I have a dataset with 8000 clusters and 4 million observations. Unfortunately my statistical software, Stata, runs rather slowly when using its panel data function for logistic regression:
xtlogit, even with a 10% subsample.
However, when using the nonpanel
logit function results appear much sooner. Therefore I may be able to benefit from using
logit on modified data that accounts for fixed effects.
I believe this procedure is coined the "Mundlak fixed effects procedure" (Mundlak, Y. 1978. Pooling of Time-Series and Cross-Section Data. Econometrica, 46(1), 69-85.)

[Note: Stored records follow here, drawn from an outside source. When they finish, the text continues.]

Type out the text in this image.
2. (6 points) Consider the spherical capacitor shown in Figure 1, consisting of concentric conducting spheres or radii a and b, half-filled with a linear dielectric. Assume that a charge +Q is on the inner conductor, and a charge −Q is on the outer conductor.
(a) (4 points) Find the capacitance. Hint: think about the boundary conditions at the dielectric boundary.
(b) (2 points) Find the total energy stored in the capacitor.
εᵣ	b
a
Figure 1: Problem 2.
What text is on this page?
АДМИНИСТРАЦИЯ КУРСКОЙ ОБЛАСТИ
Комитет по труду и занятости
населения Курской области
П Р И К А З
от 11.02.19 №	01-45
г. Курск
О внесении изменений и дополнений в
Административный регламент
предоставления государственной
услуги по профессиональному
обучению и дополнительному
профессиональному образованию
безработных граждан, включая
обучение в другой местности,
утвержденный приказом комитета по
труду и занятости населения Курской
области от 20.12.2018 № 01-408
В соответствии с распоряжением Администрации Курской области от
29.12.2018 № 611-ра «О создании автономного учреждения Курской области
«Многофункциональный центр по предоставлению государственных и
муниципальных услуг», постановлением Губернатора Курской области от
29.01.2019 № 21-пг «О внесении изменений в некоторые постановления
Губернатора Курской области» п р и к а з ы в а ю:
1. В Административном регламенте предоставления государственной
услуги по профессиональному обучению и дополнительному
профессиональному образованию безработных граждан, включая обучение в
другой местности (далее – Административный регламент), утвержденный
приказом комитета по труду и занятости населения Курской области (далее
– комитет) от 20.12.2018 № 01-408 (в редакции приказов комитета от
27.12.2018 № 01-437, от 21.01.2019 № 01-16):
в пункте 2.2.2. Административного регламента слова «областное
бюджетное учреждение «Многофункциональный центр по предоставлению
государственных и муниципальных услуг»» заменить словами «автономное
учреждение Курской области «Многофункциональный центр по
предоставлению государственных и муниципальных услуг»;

I found an intuitive explanation of this procedure in a paper by Antonakis, J., Bendahan, S., Jacquart, P., & Lalive, R. (2010). On making causal claims: A review and recommendations. The Leadership Quarterly, 21(6). 1086-1120. I quote:
One way to get around the problem of omitted ﬁxed effects and to still include Level 2 variables is to include the cluster means of all Level 1 covariates in the estimated model (Mundlak, 1978). The cluster means can be included as regressors or subtracted (i.e., cluster-mean centering) from the Level 1 covariate. The cluster means are invariant within cluster (and vary between clusters) and allow for consistent estimation of Level 1 parameters just as if ﬁxed-effects had been included (see Rabe-Hesketh & Skrondal, 2008).
Therefore cluster-mean centering seems ideal and practical for solving my computational problem. However, these papers seem to be geared towards linear regression (OLS).
Is this method of cluster-mean centering also applicable for "replicating" fixed effects binary logistic regression?
A more technical question that should result in the same answer would be: is
xtlogit depvar indepvars, fe with dataset A equal to
logit depvar indepvars with dataset B when dataset B is the cluster-mean centered version of dataset A?
An added difficulty I found in this cluster-mean centering is how to cope with dummies. Because dummies are either 0 or 1, are they identical in random and fixed effects regression? Should they not be "centered"?